Interns at the Democratic Congressional Campaign Committee, who protested that its unpaid internship program made it challenging for nonwhite and working-class people to apply, appear to have won. In a Thursday morning roundtable with the current class of interns, Rep. Ben Ray Luján, the DCCC chairman, said that the committee was “going forward” with plans to pay intern classes in the future.
The change comes just weeks after 13 interns signed a forceful letter urging Luján and other committee officials to pay their future cohorts. By offering unpaid internships, the letter said, DCCC was limiting the talent pool to the kinds of people who already dominate the political world.

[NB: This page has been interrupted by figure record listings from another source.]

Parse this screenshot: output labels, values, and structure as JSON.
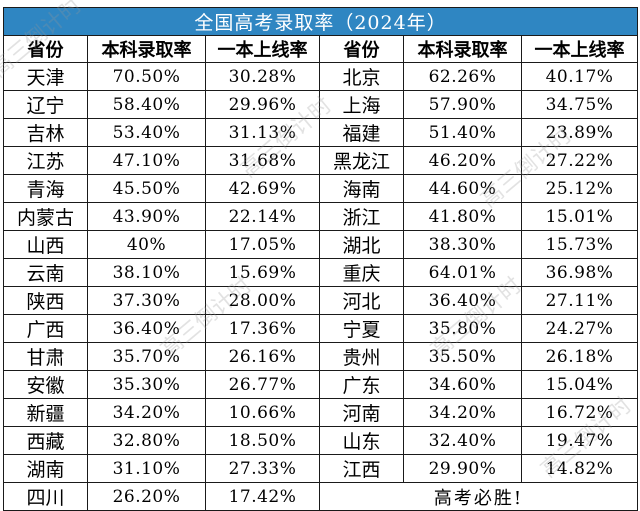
{
  "title": "全国高考录取率（2024年）",
  "headers": [
    "省份",
    "本科录取率",
    "一本上线率",
    "省份",
    "本科录取率",
    "一本上线率"
  ],
  "rows": [
    [
      "天津",
      "70.50%",
      "30.28%",
      "北京",
      "62.26%",
      "40.17%"
    ],
    [
      "辽宁",
      "58.40%",
      "29.96%",
      "上海",
      "57.90%",
      "34.75%"
    ],
    [
      "吉林",
      "53.40%",
      "31.13%",
      "福建",
      "51.40%",
      "23.89%"
    ],
    [
      "江苏",
      "47.10%",
      "31.68%",
      "黑龙江",
      "46.20%",
      "27.22%"
    ],
    [
      "青海",
      "45.50%",
      "42.69%",
      "海南",
      "44.60%",
      "25.12%"
    ],
    [
      "内蒙古",
      "43.90%",
      "22.14%",
      "浙江",
      "41.80%",
      "15.01%"
    ],
    [
      "山西",
      "40%",
      "17.05%",
      "湖北",
      "38.30%",
      "15.73%"
    ],
    [
      "云南",
      "38.10%",
      "15.69%",
      "重庆",
      "64.01%",
      "36.98%"
    ],
    [
      "陕西",
      "37.30%",
      "28.00%",
      "河北",
      "36.40%",
      "27.11%"
    ],
    [
      "广西",
      "36.40%",
      "17.36%",
      "宁夏",
      "35.80%",
      "24.27%"
    ],
    [
      "甘肃",
      "35.70%",
      "26.16%",
      "贵州",
      "35.50%",
      "26.18%"
    ],
    [
      "安徽",
      "35.30%",
      "26.77%",
      "广东",
      "34.60%",
      "15.04%"
    ],
    [
      "新疆",
      "34.20%",
      "10.66%",
      "河南",
      "34.20%",
      "16.72%"
    ],
    [
      "西藏",
      "32.80%",
      "18.50%",
      "山东",
      "32.40%",
      "19.47%"
    ],
    [
      "湖南",
      "31.10%",
      "27.33%",
      "江西",
      "29.90%",
      "14.82%"
    ],
    [
      "四川",
      "26.20%",
      "17.42%"
    ]
  ],
  "slogan": "高考必胜!",
  "watermark": "高三倒计时",
  "colors": {
    "title_bg": "#2f86c2",
    "title_text": "#ffffff",
    "border": "#1a1a1a"
  }
}
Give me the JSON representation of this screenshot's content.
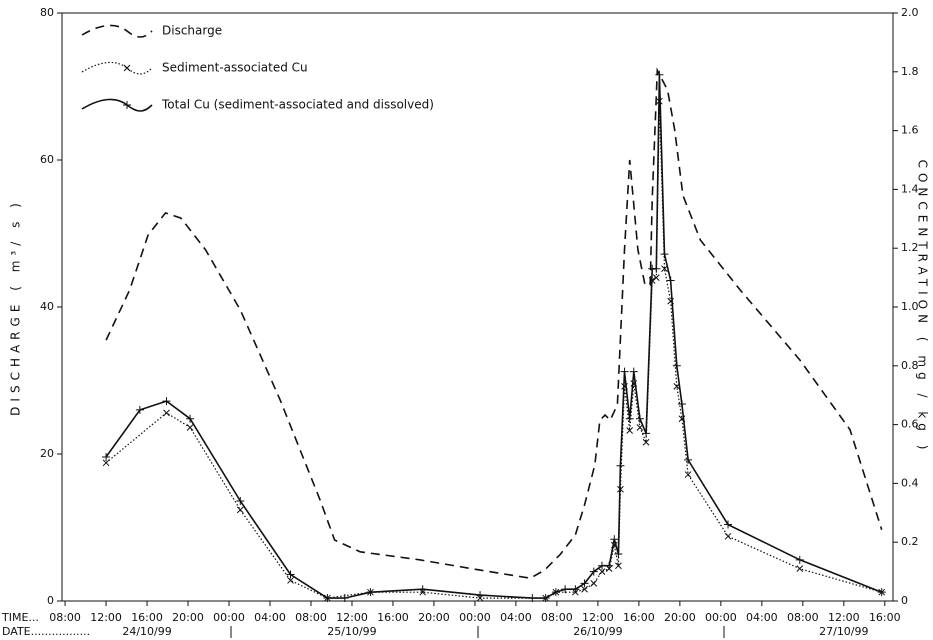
{
  "chart_data": {
    "type": "line",
    "y_axis_label": "DISCHARGE ( m³/ s )",
    "y2_axis_label": "CONCENTRATION ( mg / kg )",
    "time_label": "TIME...",
    "date_label": "DATE.................",
    "xlim": [
      7.7,
      88.8
    ],
    "xticks": [
      {
        "value": 8,
        "label": "08:00"
      },
      {
        "value": 12,
        "label": "12:00"
      },
      {
        "value": 16,
        "label": "16:00"
      },
      {
        "value": 20,
        "label": "20:00"
      },
      {
        "value": 24,
        "label": "00:00"
      },
      {
        "value": 28,
        "label": "04:00"
      },
      {
        "value": 32,
        "label": "08:00"
      },
      {
        "value": 36,
        "label": "12:00"
      },
      {
        "value": 40,
        "label": "16:00"
      },
      {
        "value": 44,
        "label": "20:00"
      },
      {
        "value": 48,
        "label": "00:00"
      },
      {
        "value": 52,
        "label": "04:00"
      },
      {
        "value": 56,
        "label": "08:00"
      },
      {
        "value": 60,
        "label": "12:00"
      },
      {
        "value": 64,
        "label": "16:00"
      },
      {
        "value": 68,
        "label": "20:00"
      },
      {
        "value": 72,
        "label": "00:00"
      },
      {
        "value": 76,
        "label": "04:00"
      },
      {
        "value": 80,
        "label": "08:00"
      },
      {
        "value": 84,
        "label": "12:00"
      },
      {
        "value": 88,
        "label": "16:00"
      }
    ],
    "date_labels": [
      {
        "value": 16,
        "label": "24/10/99"
      },
      {
        "value": 36,
        "label": "25/10/99"
      },
      {
        "value": 60,
        "label": "26/10/99"
      },
      {
        "value": 84,
        "label": "27/10/99"
      }
    ],
    "ylim": [
      0,
      80
    ],
    "yticks": [
      0,
      20,
      40,
      60,
      80
    ],
    "y2lim": [
      0,
      2.0
    ],
    "y2ticks": [
      0,
      0.2,
      0.4,
      0.6,
      0.8,
      {
        "value": 1.0,
        "label": "1.0"
      },
      1.2,
      1.4,
      1.6,
      1.8,
      {
        "value": 2.0,
        "label": "2.0"
      }
    ],
    "grid": false,
    "legend": "upper left",
    "series": [
      {
        "name": "Discharge",
        "color": "#111111",
        "dash": "dashed",
        "marker": "none",
        "axis": "y",
        "x": [
          12,
          14.3,
          16.1,
          17.8,
          19.3,
          21.7,
          25.1,
          29,
          32.9,
          34.3,
          36.8,
          42.6,
          48.5,
          53.4,
          54.8,
          56.3,
          57.8,
          58.7,
          59.7,
          60.2,
          60.7,
          61.2,
          61.9,
          62.6,
          63.1,
          63.9,
          64.6,
          65.1,
          65.3,
          65.8,
          66.8,
          67.5,
          68.3,
          70,
          73.9,
          79.7,
          84.6,
          87.7
        ],
        "values": [
          35.5,
          42.3,
          49.8,
          52.8,
          52.1,
          47.8,
          39.6,
          27.3,
          13.7,
          8.3,
          6.7,
          5.6,
          4.2,
          3.1,
          4.2,
          6.3,
          9.0,
          13.1,
          18.5,
          24.6,
          25.3,
          24.6,
          26.7,
          47.8,
          60,
          47.8,
          43,
          43,
          54.6,
          72.2,
          69.5,
          64.1,
          55.2,
          49.1,
          42.3,
          32.8,
          23.3,
          9.7
        ]
      },
      {
        "name": "Sediment-associated Cu",
        "color": "#111111",
        "dash": "dotted",
        "marker": "x",
        "axis": "y2",
        "x": [
          12,
          17.9,
          20.2,
          25.1,
          30,
          33.6,
          37.8,
          42.9,
          48.5,
          54.9,
          55.9,
          57.8,
          58.7,
          59.6,
          60.4,
          61.1,
          61.6,
          62,
          62.2,
          62.6,
          63.1,
          63.5,
          64.1,
          64.7,
          65.3,
          65.7,
          66.0,
          66.5,
          67.1,
          67.7,
          68.2,
          68.8,
          72.7,
          79.7,
          87.7
        ],
        "values": [
          0.47,
          0.64,
          0.59,
          0.31,
          0.07,
          0.01,
          0.03,
          0.03,
          0.01,
          0.01,
          0.03,
          0.03,
          0.04,
          0.06,
          0.1,
          0.11,
          0.19,
          0.12,
          0.38,
          0.73,
          0.58,
          0.74,
          0.59,
          0.54,
          1.09,
          1.1,
          1.7,
          1.13,
          1.02,
          0.73,
          0.62,
          0.43,
          0.22,
          0.11,
          0.03
        ]
      },
      {
        "name": "Total Cu (sediment-associated and dissolved)",
        "color": "#111111",
        "dash": "solid",
        "marker": "+",
        "axis": "y2",
        "x": [
          12,
          15.3,
          17.9,
          20.2,
          25.1,
          30,
          33.6,
          35.3,
          37.8,
          42.9,
          48.5,
          53.6,
          54.9,
          55.9,
          56.8,
          57.8,
          58.7,
          59.6,
          60.4,
          61.1,
          61.6,
          62,
          62.2,
          62.6,
          63.1,
          63.5,
          64.1,
          64.7,
          65.3,
          65.7,
          66.0,
          66.5,
          67.1,
          67.7,
          68.2,
          68.8,
          72.7,
          79.7,
          87.7
        ],
        "values": [
          0.49,
          0.65,
          0.68,
          0.62,
          0.34,
          0.09,
          0.01,
          0.01,
          0.03,
          0.04,
          0.02,
          0.01,
          0.01,
          0.03,
          0.04,
          0.04,
          0.06,
          0.1,
          0.12,
          0.12,
          0.21,
          0.16,
          0.46,
          0.78,
          0.62,
          0.78,
          0.62,
          0.57,
          1.13,
          1.13,
          1.79,
          1.18,
          1.09,
          0.8,
          0.67,
          0.48,
          0.26,
          0.14,
          0.03
        ]
      }
    ]
  }
}
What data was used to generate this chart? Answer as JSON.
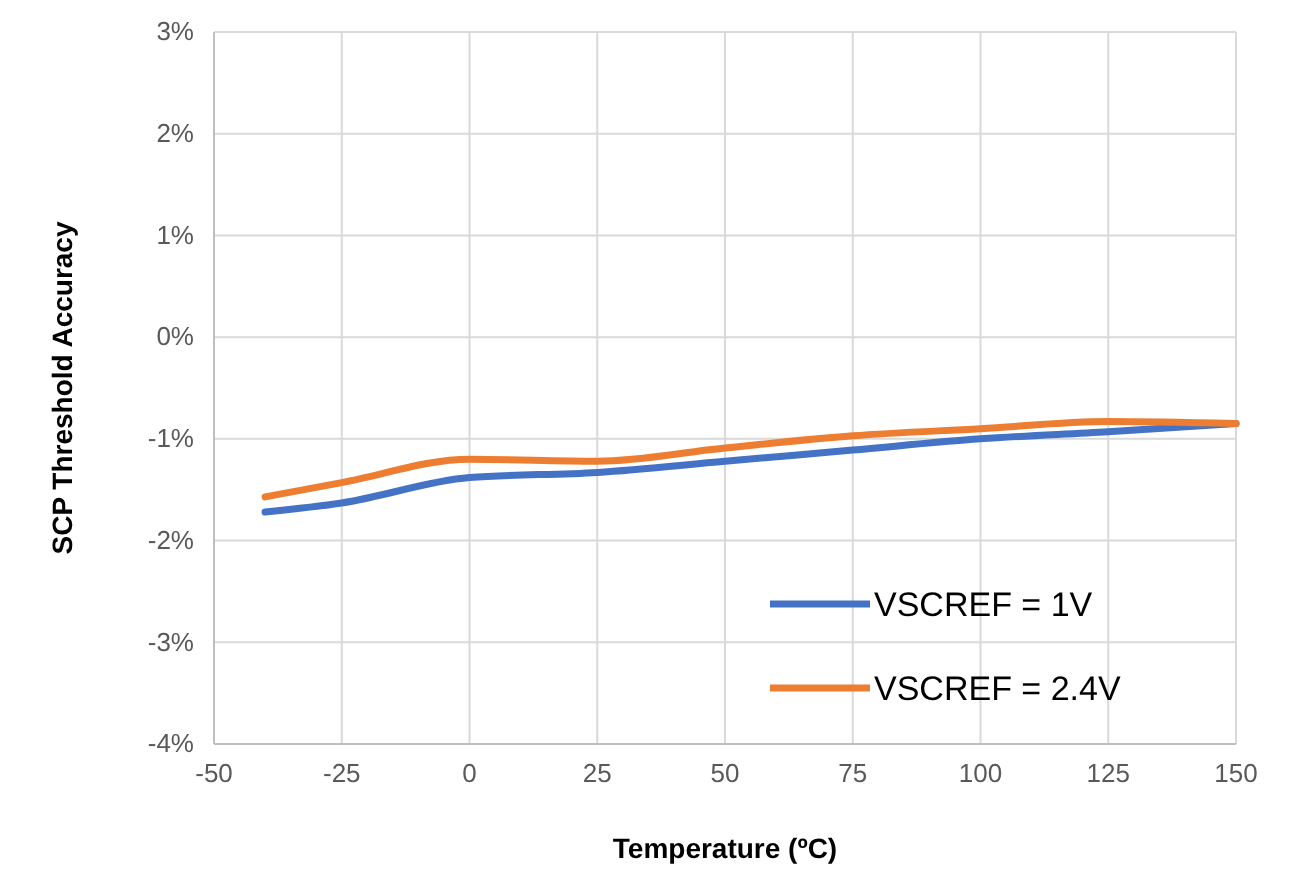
{
  "chart_data": {
    "type": "line",
    "xlabel": "Temperature (ºC)",
    "ylabel": "SCP Threshold Accuracy",
    "x": [
      -40,
      -25,
      0,
      25,
      50,
      75,
      100,
      125,
      150
    ],
    "series": [
      {
        "name": "VSCREF = 1V",
        "color": "#4472c4",
        "values": [
          -1.72,
          -1.63,
          -1.38,
          -1.33,
          -1.22,
          -1.11,
          -1.0,
          -0.93,
          -0.85
        ]
      },
      {
        "name": "VSCREF = 2.4V",
        "color": "#ed7d31",
        "values": [
          -1.57,
          -1.43,
          -1.2,
          -1.22,
          -1.09,
          -0.97,
          -0.9,
          -0.83,
          -0.85
        ]
      }
    ],
    "xlim": [
      -50,
      150
    ],
    "xticks": [
      -50,
      -25,
      0,
      25,
      50,
      75,
      100,
      125,
      150
    ],
    "ylim": [
      -4,
      3
    ],
    "yticks": [
      {
        "value": -4,
        "label": "-4%"
      },
      {
        "value": -3,
        "label": "-3%"
      },
      {
        "value": -2,
        "label": "-2%"
      },
      {
        "value": -1,
        "label": "-1%"
      },
      {
        "value": 0,
        "label": "0%"
      },
      {
        "value": 1,
        "label": "1%"
      },
      {
        "value": 2,
        "label": "2%"
      },
      {
        "value": 3,
        "label": "3%"
      }
    ],
    "grid": true,
    "legend": "bottom right",
    "marker": "none",
    "line_style": "solid"
  }
}
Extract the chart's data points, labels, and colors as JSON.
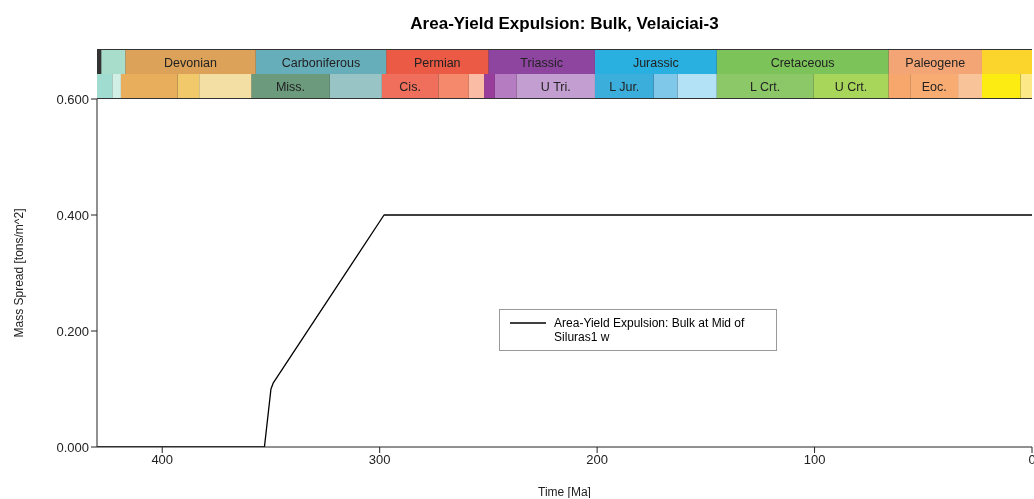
{
  "chart_data": [
    {
      "type": "bar",
      "title": "Area-Yield Expulsion: Bulk, Velaiciai-3",
      "orientation": "horizontal",
      "stacked": true,
      "categories": [
        null,
        null
      ],
      "xlim": [
        430,
        0
      ],
      "tick_labels": false,
      "series": [
        {
          "color": "#fcd52c",
          "values": [
            23,
            null
          ]
        },
        {
          "name": "Paleogene",
          "color": "#f4a575",
          "values": [
            43,
            null
          ]
        },
        {
          "name": "Cretaceous",
          "color": "#7cc35a",
          "values": [
            79,
            null
          ]
        },
        {
          "name": "Jurassic",
          "color": "#2ab0e0",
          "values": [
            56,
            null
          ]
        },
        {
          "name": "Triassic",
          "color": "#8e45a0",
          "values": [
            49,
            null
          ]
        },
        {
          "name": "Permian",
          "color": "#ea5a44",
          "values": [
            47,
            null
          ]
        },
        {
          "name": "Carboniferous",
          "color": "#67aebb",
          "values": [
            60,
            null
          ]
        },
        {
          "name": "Devonian",
          "color": "#dca25a",
          "values": [
            60,
            null
          ]
        },
        {
          "color": "#a8dccb",
          "values": [
            11,
            null
          ]
        },
        {
          "color": "#fde888",
          "values": [
            null,
            5.3
          ]
        },
        {
          "color": "#fcec12",
          "values": [
            null,
            17.7
          ]
        },
        {
          "color": "#f9c39a",
          "values": [
            null,
            11
          ]
        },
        {
          "name": "Eoc.",
          "color": "#f8ac72",
          "values": [
            null,
            22
          ]
        },
        {
          "color": "#f7a76c",
          "values": [
            null,
            10
          ]
        },
        {
          "name": "U Crt.",
          "color": "#a8d65a",
          "values": [
            null,
            34.5
          ]
        },
        {
          "name": "L Crt.",
          "color": "#8cc868",
          "values": [
            null,
            44.5
          ]
        },
        {
          "color": "#b3e1f5",
          "values": [
            null,
            18
          ]
        },
        {
          "color": "#80c8ea",
          "values": [
            null,
            11
          ]
        },
        {
          "name": "L Jur.",
          "color": "#3caedb",
          "values": [
            null,
            27
          ]
        },
        {
          "name": "U Tri.",
          "color": "#c39ed1",
          "values": [
            null,
            36
          ]
        },
        {
          "color": "#b67cc2",
          "values": [
            null,
            10
          ]
        },
        {
          "color": "#983d9a",
          "values": [
            null,
            5
          ]
        },
        {
          "color": "#fbbca5",
          "values": [
            null,
            7
          ]
        },
        {
          "color": "#f5896c",
          "values": [
            null,
            14
          ]
        },
        {
          "name": "Cis.",
          "color": "#ef6f5c",
          "values": [
            null,
            26
          ]
        },
        {
          "color": "#99c4c6",
          "values": [
            null,
            24
          ]
        },
        {
          "name": "Miss.",
          "color": "#6b9a7c",
          "values": [
            null,
            36
          ]
        },
        {
          "color": "#f3dfa3",
          "values": [
            null,
            24
          ]
        },
        {
          "color": "#f1c86a",
          "values": [
            null,
            10
          ]
        },
        {
          "color": "#e8ae5c",
          "values": [
            null,
            26
          ]
        },
        {
          "color": "#d2efe6",
          "values": [
            null,
            4
          ]
        },
        {
          "color": "#a0dccf",
          "values": [
            null,
            7
          ]
        }
      ]
    },
    {
      "type": "line",
      "xlabel": "Time [Ma]",
      "ylabel": "Mass Spread [tons/m^2]",
      "series": [
        {
          "name": "Area-Yield Expulsion: Bulk at Mid of Siluras1 w",
          "color": "#000000",
          "x": [
            430,
            353,
            350,
            349,
            298,
            0
          ],
          "values": [
            0,
            0,
            0.1,
            0.11,
            0.4,
            0.4
          ]
        }
      ],
      "xlim": [
        430,
        0
      ],
      "xticks": [
        400,
        300,
        200,
        100,
        0
      ],
      "ylim": [
        0,
        0.6
      ],
      "yticks": [
        {
          "value": 0,
          "label": "0.000"
        },
        {
          "value": 0.2,
          "label": "0.200"
        },
        {
          "value": 0.4,
          "label": "0.400"
        },
        {
          "value": 0.6,
          "label": "0.600"
        }
      ],
      "legend": "right",
      "marker": "none",
      "line_style": "solid"
    }
  ]
}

“Most of our fellow interns, while undoubtedly bright, are white and wealthy and have no real understanding of the perspectives of everyday working Americans, nor do we have fellow interns with diverse backgrounds to discuss issues, ideas, or experiences with,” the letter said. “It is impossible for us to champion the working class when at the most basic levels, those who work in the party do not represent them on a socioeconomic or racial basis.”
“This sort of change reflects who the Democratic Party can and should be,” the letter said.
The DCCC is headquartered in Washington, D.C., where the cost of living is one of the highest in the country.
Luján on Thursday didn’t offer details about when and how much the DCCC would to pay. He said the committee was planning to offer a “stipend” and told interns to expect an announcement in the near future.
A person present at the roundtable shared details of the meeting with HuffPost. A spokesperson for the DCCC would say only that the committee is “reviewing its intern program.”
The committee’s role is to advise and influence hundreds of electoral operations on behalf of U.S. House Democrats, meaning a DCCC internship is a powerful springboard from which to launch a career in politics.
Today’s interns will help determine Democratic policies and strategies in the future. But the perspectives of the current class can be limited, said Lydia Murray, the DCCC intern who authored the letter. She did so after getting in touch with the advocacy group Pay Our Interns.
“There’s this general misunderstanding about people of color, and also this general misunderstanding about working-class people that you hear,” Murray said. “A belief that, of course, people of color are going to vote Democrat, we don’t have to earn their vote anymore. Or a belief that if you’re working class and from the Midwest, this is how you’re going to think.”
Some of her fellow interns have asked Murray who “made the call” to help her land the internship after she applied ― a question that, for her, laid bare how many of the party’s future operatives have the privilege of pre-existing ties to the political class.
“These are the people you’re lifting up, the people who are going to have a seat at the table and have their voices heard in future decision-making: mostly rich white people,” she continued.
The DCCC offers internships to several dozen college students and young people multiple times a year. It follows the DNC, the U.S. Senate and a handful of campaigns that have recently made the switch away from unpaid internship programs.
“I think this is an example where, through your voices, you will make a difference in other peoples’ lives as well going forward,” Luján said Thursday.